Todos juntos/All together: Bilingualism, Bilingual Education, and Integration in a Gentrifying Neighborhood
Luis Poza

About the research

Award

NAEd/Spencer Postdoctoral Fellowship

Award Year

2017

Institution

San Jose State University

Primary Discipline

Second Language Learning/Bilingual Education
Current research on the experiences and outcomes for students classified as English learners in dual immersion (DI) bilingual programs is ambivalent. On the one hand, there are consistently benefits in achievement, English language development, attitudes toward schooling, and future earnings when compared to peers in monolingual English instruction (Callahan & Gándara, 2014; Lindholm-Leary & Borsato, 2001; Lindholm-Leary & Hernández, 2011; Umansky & Reardon, 2014). On the other hand, gaps persist between students from historically marginalized groups (English Learners, students in poverty, students of color) and their more affluent white peers in such programs, and qualitative research has shown that prevalent social hierarchies are reified in interactions among students and in school-family relationships (Cervantes-Soon, 2014; Palmer, 2009; Scanlan & Palmer, 2009). DI programs are, nevertheless, increasingly popular in the US, and this growth in the number of programs coincides with a trend toward re-urbanization among middle class families and young professionals. Emerging research on gentrification shows similar conflicts, as the benefits of additional financial resources and social capital in a school are juxtaposed to tensions and power disparities among the established and newly arriving gentry families, including ultimately the displacement of the former from the community (Posey-Maddox, Kimelberg, & Cucchiara, 2014). The proposed study would undertake a social design methodology (Gutiérrez & Vossoughi, 2010) to jointly inquire with a school community the challenges and opportunities of a bilingual program in a gentrifying neighborhood in hopes that community change could be leveraged to build upon existing strengths and foster meaningful integration of students and families across ethnic, linguistic, and class backgrounds.
About Luis Poza
Luis Poza, PhD, is an Assistant Professor of Teacher Education at San José State University.
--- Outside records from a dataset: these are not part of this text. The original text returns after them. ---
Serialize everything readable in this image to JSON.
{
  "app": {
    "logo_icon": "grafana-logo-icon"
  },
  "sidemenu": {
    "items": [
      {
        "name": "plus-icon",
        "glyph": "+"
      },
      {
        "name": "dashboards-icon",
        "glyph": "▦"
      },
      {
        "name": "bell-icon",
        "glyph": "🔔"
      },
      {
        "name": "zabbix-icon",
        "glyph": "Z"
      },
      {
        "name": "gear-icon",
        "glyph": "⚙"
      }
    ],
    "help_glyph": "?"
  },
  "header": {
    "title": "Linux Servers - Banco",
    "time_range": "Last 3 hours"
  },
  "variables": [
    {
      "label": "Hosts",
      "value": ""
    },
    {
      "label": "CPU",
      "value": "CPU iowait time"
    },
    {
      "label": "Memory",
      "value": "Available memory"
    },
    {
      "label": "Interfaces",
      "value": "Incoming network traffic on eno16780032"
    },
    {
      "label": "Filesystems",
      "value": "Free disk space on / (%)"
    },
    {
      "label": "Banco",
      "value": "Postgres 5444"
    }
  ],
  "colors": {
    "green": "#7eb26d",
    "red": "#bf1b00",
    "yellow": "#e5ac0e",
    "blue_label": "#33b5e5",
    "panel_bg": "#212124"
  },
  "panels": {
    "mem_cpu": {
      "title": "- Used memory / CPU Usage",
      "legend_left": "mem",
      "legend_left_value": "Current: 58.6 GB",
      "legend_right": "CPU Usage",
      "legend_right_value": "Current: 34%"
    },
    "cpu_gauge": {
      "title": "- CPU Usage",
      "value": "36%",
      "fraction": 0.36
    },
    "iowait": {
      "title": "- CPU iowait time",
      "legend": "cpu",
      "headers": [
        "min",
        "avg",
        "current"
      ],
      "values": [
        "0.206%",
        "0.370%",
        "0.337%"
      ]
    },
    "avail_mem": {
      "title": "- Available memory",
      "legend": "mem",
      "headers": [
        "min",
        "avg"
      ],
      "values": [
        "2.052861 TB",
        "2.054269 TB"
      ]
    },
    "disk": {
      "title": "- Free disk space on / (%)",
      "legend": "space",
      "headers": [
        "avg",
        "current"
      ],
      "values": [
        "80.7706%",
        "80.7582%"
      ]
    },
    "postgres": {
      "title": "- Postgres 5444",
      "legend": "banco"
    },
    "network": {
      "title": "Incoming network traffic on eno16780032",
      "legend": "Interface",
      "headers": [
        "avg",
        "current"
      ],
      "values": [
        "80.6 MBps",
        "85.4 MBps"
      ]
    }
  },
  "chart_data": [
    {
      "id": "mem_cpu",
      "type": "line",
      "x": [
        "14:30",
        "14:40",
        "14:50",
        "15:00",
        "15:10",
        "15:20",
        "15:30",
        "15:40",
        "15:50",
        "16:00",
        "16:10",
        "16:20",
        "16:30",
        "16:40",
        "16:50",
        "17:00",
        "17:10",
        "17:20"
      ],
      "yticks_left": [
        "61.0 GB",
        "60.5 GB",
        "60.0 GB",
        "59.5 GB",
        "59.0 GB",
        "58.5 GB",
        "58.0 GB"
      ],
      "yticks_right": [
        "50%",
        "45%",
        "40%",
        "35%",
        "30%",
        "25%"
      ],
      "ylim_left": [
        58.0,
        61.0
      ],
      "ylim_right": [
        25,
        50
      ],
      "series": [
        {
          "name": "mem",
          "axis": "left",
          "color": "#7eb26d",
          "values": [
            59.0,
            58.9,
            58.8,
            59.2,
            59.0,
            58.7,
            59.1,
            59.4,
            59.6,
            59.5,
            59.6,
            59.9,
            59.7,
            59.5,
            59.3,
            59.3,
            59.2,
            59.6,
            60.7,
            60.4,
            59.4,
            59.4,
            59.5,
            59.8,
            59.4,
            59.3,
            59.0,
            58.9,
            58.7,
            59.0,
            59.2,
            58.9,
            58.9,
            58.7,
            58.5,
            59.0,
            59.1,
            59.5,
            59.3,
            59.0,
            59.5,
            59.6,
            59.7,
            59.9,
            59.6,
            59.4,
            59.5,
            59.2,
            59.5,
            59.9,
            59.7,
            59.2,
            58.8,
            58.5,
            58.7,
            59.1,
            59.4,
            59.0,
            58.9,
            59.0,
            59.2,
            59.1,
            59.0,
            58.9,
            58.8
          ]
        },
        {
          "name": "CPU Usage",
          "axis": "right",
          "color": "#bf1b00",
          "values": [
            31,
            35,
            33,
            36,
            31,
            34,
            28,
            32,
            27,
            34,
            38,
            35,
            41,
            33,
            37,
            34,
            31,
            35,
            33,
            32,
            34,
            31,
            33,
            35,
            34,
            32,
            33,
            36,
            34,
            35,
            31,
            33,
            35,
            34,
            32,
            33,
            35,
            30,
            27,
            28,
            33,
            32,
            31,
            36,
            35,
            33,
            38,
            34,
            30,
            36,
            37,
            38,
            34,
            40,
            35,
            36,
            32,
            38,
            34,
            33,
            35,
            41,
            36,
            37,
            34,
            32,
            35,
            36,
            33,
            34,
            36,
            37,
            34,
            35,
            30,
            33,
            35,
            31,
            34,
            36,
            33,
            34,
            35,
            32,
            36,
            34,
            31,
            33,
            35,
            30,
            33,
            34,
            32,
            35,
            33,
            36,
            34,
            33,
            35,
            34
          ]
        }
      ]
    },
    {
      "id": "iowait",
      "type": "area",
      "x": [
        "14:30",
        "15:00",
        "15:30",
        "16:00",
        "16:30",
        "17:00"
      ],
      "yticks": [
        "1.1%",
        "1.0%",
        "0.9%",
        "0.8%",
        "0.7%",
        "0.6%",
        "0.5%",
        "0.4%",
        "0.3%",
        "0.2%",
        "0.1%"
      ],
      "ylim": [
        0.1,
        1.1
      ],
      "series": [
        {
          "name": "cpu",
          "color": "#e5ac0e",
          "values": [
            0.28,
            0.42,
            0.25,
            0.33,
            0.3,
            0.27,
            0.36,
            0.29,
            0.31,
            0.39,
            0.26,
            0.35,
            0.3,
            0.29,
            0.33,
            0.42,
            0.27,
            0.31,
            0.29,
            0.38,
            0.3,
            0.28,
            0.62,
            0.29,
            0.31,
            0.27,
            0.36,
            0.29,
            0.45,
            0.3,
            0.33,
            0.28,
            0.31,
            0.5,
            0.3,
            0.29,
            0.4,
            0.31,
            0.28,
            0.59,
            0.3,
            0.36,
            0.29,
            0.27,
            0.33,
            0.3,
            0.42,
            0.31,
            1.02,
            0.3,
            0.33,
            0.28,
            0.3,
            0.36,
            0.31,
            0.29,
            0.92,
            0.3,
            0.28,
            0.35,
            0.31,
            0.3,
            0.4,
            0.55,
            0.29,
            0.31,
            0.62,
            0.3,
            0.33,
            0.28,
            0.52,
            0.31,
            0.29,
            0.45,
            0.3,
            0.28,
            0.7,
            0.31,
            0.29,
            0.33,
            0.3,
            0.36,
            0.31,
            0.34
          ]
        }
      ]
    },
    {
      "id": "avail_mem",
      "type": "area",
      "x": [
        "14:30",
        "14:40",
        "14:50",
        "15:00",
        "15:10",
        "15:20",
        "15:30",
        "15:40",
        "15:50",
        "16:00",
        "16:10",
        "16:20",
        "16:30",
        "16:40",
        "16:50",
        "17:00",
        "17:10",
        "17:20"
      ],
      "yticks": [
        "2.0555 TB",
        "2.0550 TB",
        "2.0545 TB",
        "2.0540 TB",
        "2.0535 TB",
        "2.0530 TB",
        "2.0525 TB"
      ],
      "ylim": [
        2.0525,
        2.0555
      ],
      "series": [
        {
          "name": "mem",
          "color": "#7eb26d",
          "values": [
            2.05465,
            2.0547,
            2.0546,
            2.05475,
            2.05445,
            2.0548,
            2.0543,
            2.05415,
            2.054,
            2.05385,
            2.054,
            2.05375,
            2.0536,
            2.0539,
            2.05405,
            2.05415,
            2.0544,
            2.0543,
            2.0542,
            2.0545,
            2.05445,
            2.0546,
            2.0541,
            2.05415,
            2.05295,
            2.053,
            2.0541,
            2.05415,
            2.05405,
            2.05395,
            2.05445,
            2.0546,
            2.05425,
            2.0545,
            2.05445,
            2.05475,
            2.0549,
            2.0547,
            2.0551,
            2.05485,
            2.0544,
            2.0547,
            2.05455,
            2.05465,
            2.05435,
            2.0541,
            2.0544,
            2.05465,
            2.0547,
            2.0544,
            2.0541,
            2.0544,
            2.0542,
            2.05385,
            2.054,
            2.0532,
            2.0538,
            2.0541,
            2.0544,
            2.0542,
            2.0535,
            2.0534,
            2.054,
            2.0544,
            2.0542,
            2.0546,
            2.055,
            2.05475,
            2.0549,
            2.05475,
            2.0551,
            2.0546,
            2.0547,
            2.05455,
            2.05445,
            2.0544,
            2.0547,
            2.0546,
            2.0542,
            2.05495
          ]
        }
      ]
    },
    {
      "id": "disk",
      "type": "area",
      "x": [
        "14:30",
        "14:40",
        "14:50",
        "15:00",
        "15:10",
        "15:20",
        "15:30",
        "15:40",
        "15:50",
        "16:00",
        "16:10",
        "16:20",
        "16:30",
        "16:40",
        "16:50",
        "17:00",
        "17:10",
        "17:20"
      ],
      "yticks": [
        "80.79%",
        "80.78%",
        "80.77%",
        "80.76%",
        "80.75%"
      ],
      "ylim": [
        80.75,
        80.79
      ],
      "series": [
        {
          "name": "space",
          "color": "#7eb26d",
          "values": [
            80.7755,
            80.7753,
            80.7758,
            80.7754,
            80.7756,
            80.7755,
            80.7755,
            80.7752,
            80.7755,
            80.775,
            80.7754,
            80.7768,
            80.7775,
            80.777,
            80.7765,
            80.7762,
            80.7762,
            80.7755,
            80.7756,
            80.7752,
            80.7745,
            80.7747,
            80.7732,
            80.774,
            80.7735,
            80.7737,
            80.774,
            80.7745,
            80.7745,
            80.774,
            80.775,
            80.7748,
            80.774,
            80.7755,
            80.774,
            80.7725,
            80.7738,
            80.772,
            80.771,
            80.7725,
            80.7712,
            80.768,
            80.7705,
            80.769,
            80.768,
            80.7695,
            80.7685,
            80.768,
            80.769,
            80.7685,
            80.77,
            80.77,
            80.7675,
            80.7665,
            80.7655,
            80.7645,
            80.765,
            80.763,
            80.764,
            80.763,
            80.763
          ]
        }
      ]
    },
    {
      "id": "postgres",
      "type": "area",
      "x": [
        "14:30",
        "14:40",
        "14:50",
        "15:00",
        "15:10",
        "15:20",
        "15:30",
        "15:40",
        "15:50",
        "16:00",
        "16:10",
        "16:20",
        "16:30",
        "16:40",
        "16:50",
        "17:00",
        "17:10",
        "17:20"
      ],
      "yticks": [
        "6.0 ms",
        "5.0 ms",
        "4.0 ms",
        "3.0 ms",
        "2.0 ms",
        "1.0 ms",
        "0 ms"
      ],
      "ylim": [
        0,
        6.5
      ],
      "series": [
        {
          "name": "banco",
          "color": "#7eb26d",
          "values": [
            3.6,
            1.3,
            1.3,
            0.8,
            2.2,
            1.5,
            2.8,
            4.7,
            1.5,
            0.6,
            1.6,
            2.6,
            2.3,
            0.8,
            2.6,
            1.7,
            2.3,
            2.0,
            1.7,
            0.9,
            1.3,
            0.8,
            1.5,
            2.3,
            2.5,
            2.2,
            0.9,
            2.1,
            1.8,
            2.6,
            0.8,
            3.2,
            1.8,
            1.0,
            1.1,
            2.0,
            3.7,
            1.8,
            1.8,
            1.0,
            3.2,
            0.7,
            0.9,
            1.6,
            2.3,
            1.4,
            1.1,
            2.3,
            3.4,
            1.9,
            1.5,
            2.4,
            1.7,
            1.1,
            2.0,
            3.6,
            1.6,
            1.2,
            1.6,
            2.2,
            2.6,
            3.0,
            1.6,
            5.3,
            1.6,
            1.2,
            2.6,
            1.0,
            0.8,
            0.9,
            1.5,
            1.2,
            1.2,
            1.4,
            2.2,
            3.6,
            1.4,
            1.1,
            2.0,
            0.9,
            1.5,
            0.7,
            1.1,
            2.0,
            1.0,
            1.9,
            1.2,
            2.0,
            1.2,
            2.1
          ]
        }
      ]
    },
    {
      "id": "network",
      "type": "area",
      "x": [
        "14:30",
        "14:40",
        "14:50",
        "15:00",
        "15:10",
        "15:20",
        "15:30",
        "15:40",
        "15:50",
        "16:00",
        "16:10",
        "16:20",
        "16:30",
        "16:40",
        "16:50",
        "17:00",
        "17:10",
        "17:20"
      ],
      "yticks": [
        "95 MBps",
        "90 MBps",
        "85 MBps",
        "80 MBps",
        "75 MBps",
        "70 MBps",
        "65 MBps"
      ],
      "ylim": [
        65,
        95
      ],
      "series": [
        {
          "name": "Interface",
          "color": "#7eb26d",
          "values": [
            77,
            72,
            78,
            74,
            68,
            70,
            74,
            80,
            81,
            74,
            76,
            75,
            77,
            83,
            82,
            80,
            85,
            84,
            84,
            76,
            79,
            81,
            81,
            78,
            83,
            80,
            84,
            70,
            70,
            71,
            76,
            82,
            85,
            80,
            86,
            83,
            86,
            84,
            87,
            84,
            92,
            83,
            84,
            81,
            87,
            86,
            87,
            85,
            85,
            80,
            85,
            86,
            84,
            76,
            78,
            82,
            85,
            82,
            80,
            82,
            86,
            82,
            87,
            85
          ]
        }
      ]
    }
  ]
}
Previously, he served on the faculty the University of Colorado Denver and taught in elementary schools in East Palo Alto and New York City. Luis received his PhD in 2014 from the Stanford University Graduate School of Education with dual concentrations in Sociology of Education and Race, Inequality, and Language in Education. His research investigates language ideologies embodied in teaching practice and education policy, and he has published on parent involvement in the schooling of immigrant youth, on improving curriculum and instructional practices for bilingual students, and on better aligning policy and curriculum to new understandings of bilingualism and second language acquisition. He currently teaches courses about effective instruction of culturally and linguistically diverse students, school equity and education policy, and theories and methods of bilingual education. Beyond academics, Luis is a board member of the Colorado Association for Bilingual Education, served on the Colorado Department of Education’s Accountability Working Group devising the state’s plan for the Every Student Succeeds Act, and is a member of the Working Group on ELL Policy, a coalition of researchers involved in educational policy throughout the country on matters such as ELL classification, evaluation, instruction, and teacher preparation.